Model multikulturalisme nasionalitas jelas tidak relevan dibicarakan di Indonesia, karena sejak negara ini dibangun, meskipun istilah multikulturalisme belum dikenal, bangsa Indonesia sudah jelas menyatakan dirinya “Bhinneka Tunggal Ika” yang menunjukkan diperhatikannya keanekaragaman kebudayaan. Model multikulturalisme nasionalitas-etnis juga tidak dikenal di Indonesia karena persoalan rasial sesungguhnya tidak dominan. Kalaupun isu rasial pribumi-Cina yang mengemuka beberapa tahun terakhir lebih merupakan isu ekonomi-politik daripada isu etnik, dan bukan dalam pengertian nasionalitas-etnik seperti di Jerman.

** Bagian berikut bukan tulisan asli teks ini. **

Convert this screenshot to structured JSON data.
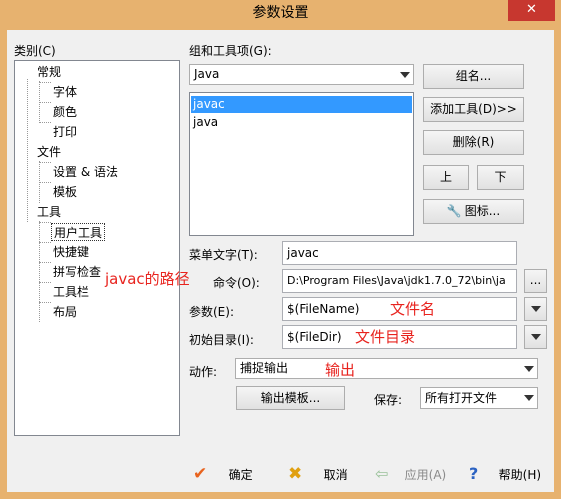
{
  "window": {
    "title": "参数设置",
    "close_glyph": "✕"
  },
  "categories": {
    "label": "类别(C)",
    "items": [
      {
        "label": "常规"
      },
      {
        "label": "字体"
      },
      {
        "label": "颜色"
      },
      {
        "label": "打印"
      },
      {
        "label": "文件"
      },
      {
        "label": "设置 & 语法"
      },
      {
        "label": "模板"
      },
      {
        "label": "工具"
      },
      {
        "label": "用户工具"
      },
      {
        "label": "快捷键"
      },
      {
        "label": "拼写检查"
      },
      {
        "label": "工具栏"
      },
      {
        "label": "布局"
      }
    ]
  },
  "group": {
    "label": "组和工具项(G):",
    "selected": "Java",
    "list": [
      "javac",
      "java"
    ],
    "group_name_button": "组名...",
    "add_tool_button": "添加工具(D)>>",
    "delete_button": "删除(R)",
    "up_button": "上",
    "down_button": "下",
    "icon_button": "图标..."
  },
  "fields": {
    "menu_text_label": "菜单文字(T):",
    "menu_text_value": "javac",
    "command_label": "命令(O):",
    "command_value": "D:\\Program Files\\Java\\jdk1.7.0_72\\bin\\ja",
    "args_label": "参数(E):",
    "args_value": "$(FileName)",
    "initdir_label": "初始目录(I):",
    "initdir_value": "$(FileDir)",
    "browse_button": "...",
    "action_label": "动作:",
    "action_value": "捕捉输出",
    "output_template_button": "输出模板...",
    "save_label": "保存:",
    "save_value": "所有打开文件"
  },
  "annotations": {
    "javac_path": "javac的路径",
    "file_name": "文件名",
    "file_dir": "文件目录",
    "output": "输出"
  },
  "footer": {
    "ok": "确定",
    "cancel": "取消",
    "apply": "应用(A)",
    "help": "帮助(H)"
  },
  "colors": {
    "title_bar": "#e7b26f",
    "selection": "#3399ff",
    "annotation": "#e8231e",
    "close": "#c7372f"
  }
}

Selain itu, beberapa kebijakan kewarganegaraan seperti asimilasi pada tahun 1960-an justru menunjukkan keinginan negara untuk mendekatkan golongan etnik Cina dengan mayoritas pribumi. Model multikulturalisme yang mengedepankan kesetaraan juga mengandung risiko. Populasi yang sangat besar selalu rentan perpecahan, terlebih jika kondisi-kondisi obyektif seperti diutarakan sebelumnya kurang mendukung proses demokratisasi kebudayaan yang notabene adalah pesan di balik multikulturalisme tersebut.